Welcome Huron Perth Healthcare Alliance


The ten principles which form the basis of MGH’s data protection are interrelated, and MGH will adhere to the ten principles as a whole.

Principle 1 – Accountability for Personal Health Information

Accountability for SMH compliance with the principles rest with the Chief Executive Officer, although other individuals within the centre are responsible for the day to day collection and processing of personal information. The hospital has appointed the Support Services Manager as the Privacy Officer to oversee compliance.

Principle 2 – Identifying Purposes for Personal Health Information

SMH will identify the purposes for which personal information is collected at or before the time of collection. The primary purposes are:
  • To provide clinical care to patients
  • To monitor and evaluate the quality of care and the outcomes resulting from that care
  • To assess resource utilization in the delivery of care; to plan for the development and delivery of care and services
  • To support research and education
  • To support and promote fundraising in relation to SMH
  • To meet legal and regulatory requirements

Principle 3 – Consent for the Collection, Use, and Disclosure of Personal Health Information

The knowledge and consent of the individual are required for the collection, use or disclosure of personal health information, except when appropriate.

Principle 4 – Limiting Collection of Personal Health Information

The collection of personal health information will be limited to that which is necessary for the purposes identified by SMH. Information will be collected by fair and lawful means.
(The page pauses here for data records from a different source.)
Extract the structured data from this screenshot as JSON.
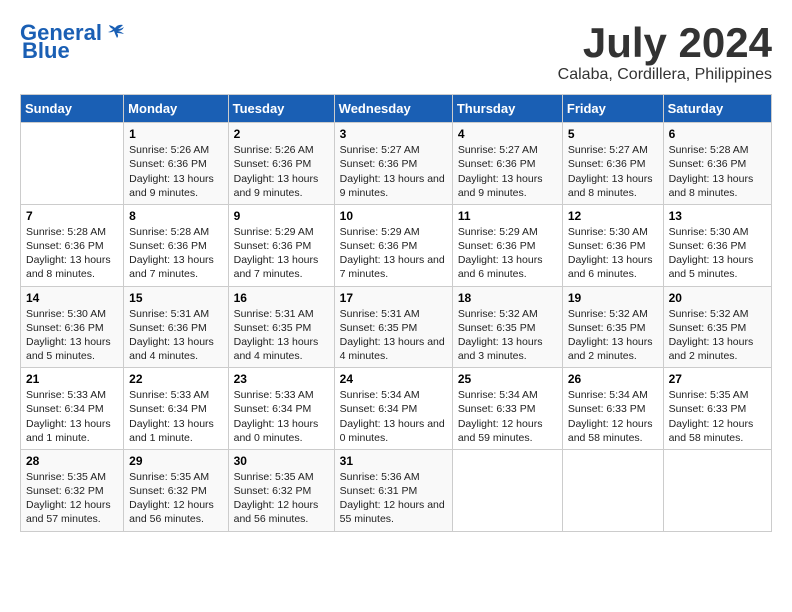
{
  "header": {
    "logo_general": "General",
    "logo_blue": "Blue",
    "month": "July 2024",
    "location": "Calaba, Cordillera, Philippines"
  },
  "days_of_week": [
    "Sunday",
    "Monday",
    "Tuesday",
    "Wednesday",
    "Thursday",
    "Friday",
    "Saturday"
  ],
  "weeks": [
    [
      {
        "day": "",
        "info": ""
      },
      {
        "day": "1",
        "info": "Sunrise: 5:26 AM\nSunset: 6:36 PM\nDaylight: 13 hours and 9 minutes."
      },
      {
        "day": "2",
        "info": "Sunrise: 5:26 AM\nSunset: 6:36 PM\nDaylight: 13 hours and 9 minutes."
      },
      {
        "day": "3",
        "info": "Sunrise: 5:27 AM\nSunset: 6:36 PM\nDaylight: 13 hours and 9 minutes."
      },
      {
        "day": "4",
        "info": "Sunrise: 5:27 AM\nSunset: 6:36 PM\nDaylight: 13 hours and 9 minutes."
      },
      {
        "day": "5",
        "info": "Sunrise: 5:27 AM\nSunset: 6:36 PM\nDaylight: 13 hours and 8 minutes."
      },
      {
        "day": "6",
        "info": "Sunrise: 5:28 AM\nSunset: 6:36 PM\nDaylight: 13 hours and 8 minutes."
      }
    ],
    [
      {
        "day": "7",
        "info": "Sunrise: 5:28 AM\nSunset: 6:36 PM\nDaylight: 13 hours and 8 minutes."
      },
      {
        "day": "8",
        "info": "Sunrise: 5:28 AM\nSunset: 6:36 PM\nDaylight: 13 hours and 7 minutes."
      },
      {
        "day": "9",
        "info": "Sunrise: 5:29 AM\nSunset: 6:36 PM\nDaylight: 13 hours and 7 minutes."
      },
      {
        "day": "10",
        "info": "Sunrise: 5:29 AM\nSunset: 6:36 PM\nDaylight: 13 hours and 7 minutes."
      },
      {
        "day": "11",
        "info": "Sunrise: 5:29 AM\nSunset: 6:36 PM\nDaylight: 13 hours and 6 minutes."
      },
      {
        "day": "12",
        "info": "Sunrise: 5:30 AM\nSunset: 6:36 PM\nDaylight: 13 hours and 6 minutes."
      },
      {
        "day": "13",
        "info": "Sunrise: 5:30 AM\nSunset: 6:36 PM\nDaylight: 13 hours and 5 minutes."
      }
    ],
    [
      {
        "day": "14",
        "info": "Sunrise: 5:30 AM\nSunset: 6:36 PM\nDaylight: 13 hours and 5 minutes."
      },
      {
        "day": "15",
        "info": "Sunrise: 5:31 AM\nSunset: 6:36 PM\nDaylight: 13 hours and 4 minutes."
      },
      {
        "day": "16",
        "info": "Sunrise: 5:31 AM\nSunset: 6:35 PM\nDaylight: 13 hours and 4 minutes."
      },
      {
        "day": "17",
        "info": "Sunrise: 5:31 AM\nSunset: 6:35 PM\nDaylight: 13 hours and 4 minutes."
      },
      {
        "day": "18",
        "info": "Sunrise: 5:32 AM\nSunset: 6:35 PM\nDaylight: 13 hours and 3 minutes."
      },
      {
        "day": "19",
        "info": "Sunrise: 5:32 AM\nSunset: 6:35 PM\nDaylight: 13 hours and 2 minutes."
      },
      {
        "day": "20",
        "info": "Sunrise: 5:32 AM\nSunset: 6:35 PM\nDaylight: 13 hours and 2 minutes."
      }
    ],
    [
      {
        "day": "21",
        "info": "Sunrise: 5:33 AM\nSunset: 6:34 PM\nDaylight: 13 hours and 1 minute."
      },
      {
        "day": "22",
        "info": "Sunrise: 5:33 AM\nSunset: 6:34 PM\nDaylight: 13 hours and 1 minute."
      },
      {
        "day": "23",
        "info": "Sunrise: 5:33 AM\nSunset: 6:34 PM\nDaylight: 13 hours and 0 minutes."
      },
      {
        "day": "24",
        "info": "Sunrise: 5:34 AM\nSunset: 6:34 PM\nDaylight: 13 hours and 0 minutes."
      },
      {
        "day": "25",
        "info": "Sunrise: 5:34 AM\nSunset: 6:33 PM\nDaylight: 12 hours and 59 minutes."
      },
      {
        "day": "26",
        "info": "Sunrise: 5:34 AM\nSunset: 6:33 PM\nDaylight: 12 hours and 58 minutes."
      },
      {
        "day": "27",
        "info": "Sunrise: 5:35 AM\nSunset: 6:33 PM\nDaylight: 12 hours and 58 minutes."
      }
    ],
    [
      {
        "day": "28",
        "info": "Sunrise: 5:35 AM\nSunset: 6:32 PM\nDaylight: 12 hours and 57 minutes."
      },
      {
        "day": "29",
        "info": "Sunrise: 5:35 AM\nSunset: 6:32 PM\nDaylight: 12 hours and 56 minutes."
      },
      {
        "day": "30",
        "info": "Sunrise: 5:35 AM\nSunset: 6:32 PM\nDaylight: 12 hours and 56 minutes."
      },
      {
        "day": "31",
        "info": "Sunrise: 5:36 AM\nSunset: 6:31 PM\nDaylight: 12 hours and 55 minutes."
      },
      {
        "day": "",
        "info": ""
      },
      {
        "day": "",
        "info": ""
      },
      {
        "day": "",
        "info": ""
      }
    ]
  ]
}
Principle 5 – Limiting Use, Disclosure, and Retention of Personal Health Information

Personal health information will not be used or disclosed for purposes other than those for which it was collected, except with the consent of the individual or as required by law. Information will be retained only as long as necessary for the fulfillment of those purposes or as legislated. Disposal of personal health information will be done in a secure and confidential manner.

Principle 6 – Ensuring Accuracy of Personal Health Information

Personal health information should be as accurate, complete, and up-to-date as is necessary for the purposes for which it is to be used.

Principle 7 – Ensuring Appropriate Safeguards for Personal Health Information

Personal health information shall be protected by security safeguards appropriate to the sensitivity of the information, regardless of the format in which is it stored.

The security safeguards will protect personal health information against loss or theft, as well as unauthorized access, disclosure, copying, use, or modification. The nature of the safeguards will vary depending on the sensitivity of the information that has been collected, the amount, distribution, and format of the information, and the method of storage.

Principle 8- Openness Concerning Policies and Practices

SMH will make readily available to individuals specific information about its policies and practices relating to the management of personal health information under its custody or control.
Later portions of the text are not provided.